Mme A soutient que :
- le signataire de l'arrêté était incompétent ;
- il y a insuffisance de motivation ;
- il y a défaut d'examen de sa situation personnelle ;
- il y a violation de l'article 8 de la convention européenne de sauvegarde des droits de l'homme et des libertés fondamentales ;
- il y a violation de l'article L. 721-4 du code de l'entrée et du séjour des étrangers et du droit d'asile, et de l'article 3 de la convention européenne de sauvegarde des droits de l'homme et des libertés fondamentales ;
- il faut considérer son état de santé et sa particulière vulnérabilité.
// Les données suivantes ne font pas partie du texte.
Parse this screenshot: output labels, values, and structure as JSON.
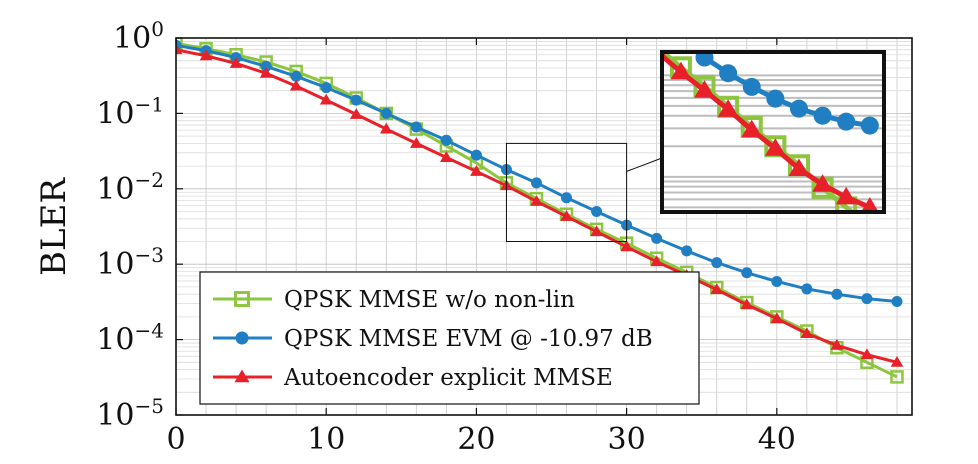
{
  "chart_data": {
    "type": "line",
    "title": "",
    "xlabel": "",
    "ylabel": "BLER",
    "xlim": [
      0,
      49
    ],
    "ylim": [
      1e-05,
      1
    ],
    "yscale": "log",
    "grid": true,
    "x_ticks": [
      {
        "value": 0,
        "label": "0"
      },
      {
        "value": 10,
        "label": "10"
      },
      {
        "value": 20,
        "label": "20"
      },
      {
        "value": 30,
        "label": "30"
      },
      {
        "value": 40,
        "label": "40"
      }
    ],
    "y_ticks": [
      {
        "value": 1,
        "base": "10",
        "exp": "0"
      },
      {
        "value": 0.1,
        "base": "10",
        "exp": "−1"
      },
      {
        "value": 0.01,
        "base": "10",
        "exp": "−2"
      },
      {
        "value": 0.001,
        "base": "10",
        "exp": "−3"
      },
      {
        "value": 0.0001,
        "base": "10",
        "exp": "−4"
      },
      {
        "value": 1e-05,
        "base": "10",
        "exp": "−5"
      }
    ],
    "legend_position": "bottom-left",
    "inset": {
      "xlim": [
        22,
        30
      ],
      "ylim": [
        0.002,
        0.04
      ]
    },
    "x": [
      0,
      2,
      4,
      6,
      8,
      10,
      12,
      14,
      16,
      18,
      20,
      22,
      24,
      26,
      28,
      30,
      32,
      34,
      36,
      38,
      40,
      42,
      44,
      46,
      48
    ],
    "series": [
      {
        "name": "QPSK MMSE w/o non-lin",
        "color": "#8cc63f",
        "marker": "square",
        "values": [
          0.85,
          0.72,
          0.6,
          0.48,
          0.36,
          0.25,
          0.16,
          0.1,
          0.062,
          0.037,
          0.022,
          0.012,
          0.0074,
          0.0046,
          0.0029,
          0.0019,
          0.0012,
          0.00078,
          0.00049,
          0.00031,
          0.0002,
          0.00013,
          7.8e-05,
          5e-05,
          3.2e-05
        ]
      },
      {
        "name": "QPSK MMSE EVM @ -10.97 dB",
        "color": "#1f7fc2",
        "marker": "circle",
        "values": [
          0.8,
          0.68,
          0.55,
          0.42,
          0.31,
          0.22,
          0.15,
          0.1,
          0.066,
          0.044,
          0.028,
          0.018,
          0.012,
          0.0076,
          0.005,
          0.0033,
          0.0022,
          0.0015,
          0.00105,
          0.00077,
          0.00059,
          0.00047,
          0.0004,
          0.00035,
          0.00032
        ]
      },
      {
        "name": "Autoencoder explicit MMSE",
        "color": "#e8202a",
        "marker": "triangle",
        "values": [
          0.7,
          0.58,
          0.46,
          0.34,
          0.23,
          0.15,
          0.097,
          0.062,
          0.04,
          0.026,
          0.017,
          0.011,
          0.0068,
          0.0043,
          0.0027,
          0.0017,
          0.00108,
          0.00071,
          0.00046,
          0.00029,
          0.00019,
          0.00012,
          8.4e-05,
          6.3e-05,
          5e-05
        ]
      }
    ]
  }
}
Le préfet de la Côte-d'Or a produit six pièces au dossier le 10 juillet 2024, et 5 pièces ont été déposées pour Mme A le 19 septembre 2024.
Vu :
- la décision du 26 août 2024 accordant l'aide juridictionnelle totale à Mme A ;
- les autres pièces du dossier.
Vu :
- la convention européenne de sauvegarde des droits de l'homme et des libertés fondamentales ;
- le code de l'entrée et du séjour des étrangers et du droit d'asile ;
- la loi n° 91-647 du 10 juillet 1991 relative à l'aide juridictionnelle ;
- le code de justice administrative.
Le président du tribunal a, par une décision du 25 janvier 2024, désigné M. C, magistrat honoraire inscrit sur la liste mentionnée à l'article L. 222-2-1 du code de justice administrative par un arrêté du vice-président du Conseil d'Etat en date du 30 novembre 2023, pour statuer, en application des dispositions de l'article R. 776-13-3 du code de justice administrative, sur les requêtes relevant de la procédure prévue à l'article L. 614-5 du code de l'entrée et du séjour des étrangers et du droit d'asile.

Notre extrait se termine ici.